Effective Feb. 1, 2005, Jennifer Leaning, professor of international health at the Harvard School of Public Health (HSPH), and assistant professor of medicine at Harvard Medical School (HMS), will be affiliated with the Radcliffe Institute for Advanced Study as a senior adviser in international and policy studies. Leaning will retain her positions at HSPH and HMS during the three-year appointment. As senior adviser, she will join other faculty of the University who devote a portion of their time to Radcliffe Institute program development and administrative leadership.
“Professor Leaning’s work on human rights and on the aftermath of war and disaster has engaged her across the globe and across the medical and social sciences. Her broad international and interdisciplinary vision and her history of intellectual engagement with nearly every school at Harvard will make her an invaluable resource for Radcliffe,” said Radcliffe Dean Drew Gilpin Faust, adding, “I am delighted that she will be bringing her very important perspectives to the work of the institute.”
“I look forward tremendously to participating in the work of the institute and am very grateful for the opportunity this new role offers,” Leaning said.
Leaning earned an S.M. in population and international health from HSPH and an M.D. from the University of Chicago. She is a graduate of Radcliffe College (where she won the Captain Jonathan Fay Prize, Radcliffe’s highest undergraduate honor).

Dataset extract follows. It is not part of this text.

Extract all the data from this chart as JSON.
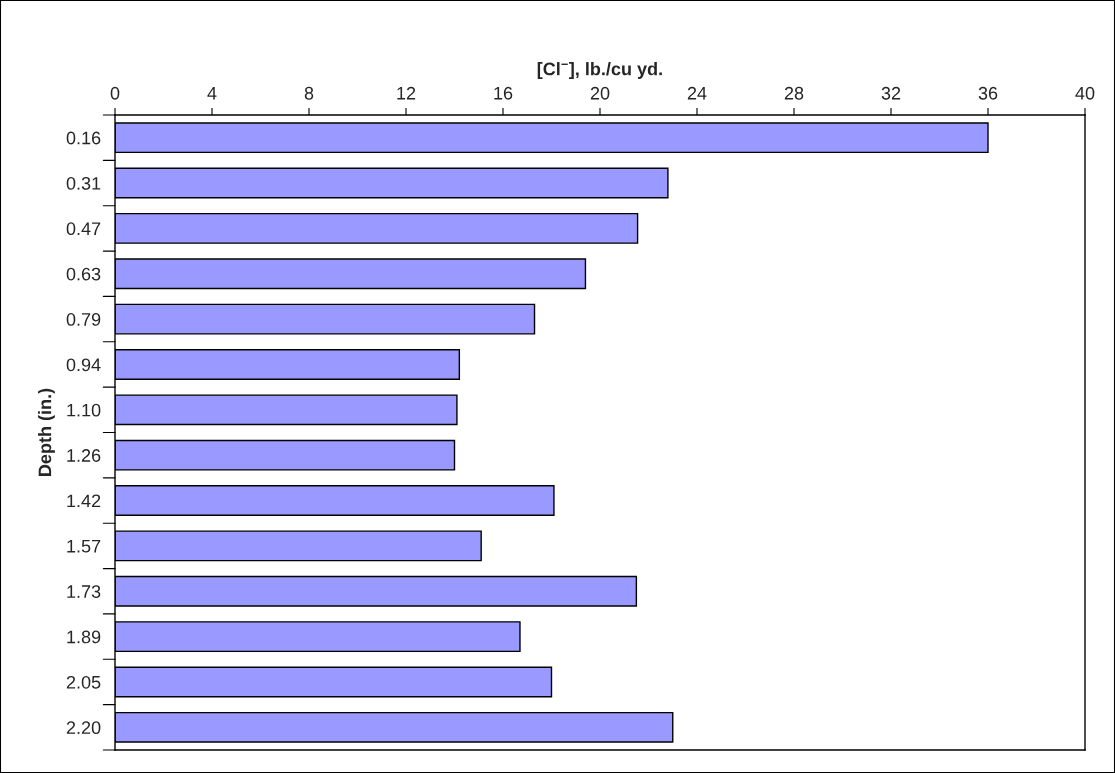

In addition to her work as professor of international health at HSPH, Leaning also directs the Program on Humanitarian Crises and Human Rights in the François-Xavier Bagnoud Center for Health and Human Rights. An attending physician in the Emergency Department at Brigham and Women’s Hospital, Leaning’s research and policy interests include problems of international human rights and humanitarian law, humanitarian crises, and medical ethics in disasters and emergencies. These interests have taken her around the world – to the West Bank and Gaza, the U.S.S.R., Mogadishu, Rwanda, Congo, Albania, Kosovo, Afghanistan, Ethiopia, and the Chad/Sudan border.
She has written and lectured extensively on her experiences and has testified before Congress. In addition, she serves on the board of directors of several organizations, including Physicians for Human Rights (where she was a founding board member), the Humane Society of the United States, and the Massachusetts Bay Chapter of the American Red Cross. She is chair of the Harvard University Student Health Coordinating Board and visiting editor of the British Medical Journal.